Steve Mac began his career as a scratch hip-hop DJ at the age of 11. He formed production/DJ duo Rhythm Masters with his friend Rob Chetcuti, with Steve bringing his acquired skills from his hip-hop past into house music.
The beginning of 2002 saw an amicable split of the Rhythm Masters. Both members decided to take a break and pursue solo projects while still keeping their record label going together.
In 2008 Steve started a label called sMACk, with the first release being a track that he made with Pete Tong called Serendipity.
Last year Steve built a new studio and one of the first jobs he had was mixing Orbital's new single. They were so impressed with what he had done that they asked him to mix their track for the opening ceremony of the Paralympics.
Steve Mac will be hosting a session at the London leg of Producer Sessions Live, which takes place at SAE Institute in London on 7-8 September. This hi-tech music event is brought to you by Future Music and Computer Music and offers tutorial sessions, gear demos and essential advice for up-and-coming producers. A second PSL event will take place at SSR Manchester on 28 September.
Retail partner Absolute Music will be in both cities, offering some amazing gear deals to Producer Sessions Live attendees.
Ahead of the event we asked Steve Mac to tell us about his gear, working methods, musical heroes and what he'll be focusing on during his Producer Sessions Live session.
Producer Sessions Live tickets are available to buy on the event website.
What's your studio like?
"I just rebuilt my studio last year. I used to have a big MCI 42-channel analogue console but now that has gone as I am mixing more in the box. Well, I say in the box, but a lot of my processing is done outside the box.
"I now have 48 channels of digital/analogue conversion and I have my outboard gear hardwired to them. So basically, if I want to use an EQ/compressor or reverbs, I just put up an I/O up just like you do as a plugin on the channel and I can use my gear. I can leave it running live or I can bounce so the audio will be printed.
"I'm loving this way of working because it's so much faster. I have total recall and I'm still getting the warmth from the analogue I need, and all in a digital world. I am now using the best of both worlds."
What's your favourite bit of kit and why?
"I own a lot of gear and love most of what I have. It's hard to say - my rack of original Neve 1084s I could not live without. They have that classic sound that I just love."
What's your favourite plug-in?
"Again, a tough question. I use so many and they seem to be getting better all the time. Off the top of my head I'd say I love all the UAD plug ins - they sound fantastic. UAD 1176 I use a lot, and I also like the Slate digital tape machine - that is amazing. The Brainworx stuff is also good."
Which DAW do you use and why do you use it?

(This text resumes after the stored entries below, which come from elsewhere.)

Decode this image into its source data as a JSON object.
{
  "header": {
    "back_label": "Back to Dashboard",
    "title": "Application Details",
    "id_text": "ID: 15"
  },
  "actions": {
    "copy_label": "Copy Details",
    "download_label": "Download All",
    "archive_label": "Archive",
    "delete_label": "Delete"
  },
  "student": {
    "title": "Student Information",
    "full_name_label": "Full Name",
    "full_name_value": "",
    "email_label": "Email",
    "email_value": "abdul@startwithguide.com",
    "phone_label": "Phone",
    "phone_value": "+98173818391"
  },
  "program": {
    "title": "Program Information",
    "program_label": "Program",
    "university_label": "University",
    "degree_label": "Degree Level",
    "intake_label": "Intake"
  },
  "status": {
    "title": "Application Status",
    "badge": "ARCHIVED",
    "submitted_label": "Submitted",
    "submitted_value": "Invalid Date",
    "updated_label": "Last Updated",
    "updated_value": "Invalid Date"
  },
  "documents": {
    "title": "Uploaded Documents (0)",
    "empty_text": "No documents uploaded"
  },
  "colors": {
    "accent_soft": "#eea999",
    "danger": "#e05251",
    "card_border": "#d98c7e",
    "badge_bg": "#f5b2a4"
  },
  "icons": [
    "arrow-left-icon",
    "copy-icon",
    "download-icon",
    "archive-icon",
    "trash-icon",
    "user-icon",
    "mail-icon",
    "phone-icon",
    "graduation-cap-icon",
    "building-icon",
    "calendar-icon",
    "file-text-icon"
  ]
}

"I use Logic and I have been using it for years. The reason I use this is that it is good for writing, whereas Pro Tools is not so much and more for mixing. I also mix in logic and I'm quite happy with the sound."
Which bit of kit would you love to have for your studio?
"I have mostly everything I need but you know what it's like: it's never enough! I suppose I would love to have a Fairchild but hey - not for 30 grand. I do have a Fairman compressor which kinda does the same job. That cost enough."
What was your 'eureka moment' as a producer?
"I think rebuilding my room and losing the mixing desk. It just made my workflow so much faster and hassle-free."
What producer or artist were you trying to sound like when you first started producing? Who is your production hero?
"It was originally Todd Terry. This was back in the day around '93. Then it was Daft Punk. I loved the sound they got.
"Now I look at my own stuff and don't bother with trying to be or sound like anybody else. When you have been doing it as long as I have you develop your own sound. It's a great thing."
Whose productions do you love right now?
"There is no certain person as there are so many records I like and in so many different styles of music. I love good records."
What piece of advice would you give to producers still honing their craft?
"Most important thing: get your room right. That is worth more than any expensive EQ, etc. You can have all the gear in the world but if your room doesn't sound right, it's worth nothing to your productions. So get your room right. Get good speakers then go from there."
What track would you love to have the stems of for a remix and what would you do with them?
"I have remixed over 300 records for the likes of Michael Jackson, Amy Winehouse - the list goes on so I'm all remixed out. Remixing is a great way to learn your craft, though, as you get to play with good recorded stems and see how they sound before they are put together."
What will you be showing people at Producer Sessions Live?
"I'm not quite sure yet. I have done two before and they were mostly about mixing techniques. Maybe I'll do something different this year. Maybe we should ask the people that are coming what they would like to see. I would be very happy to do that."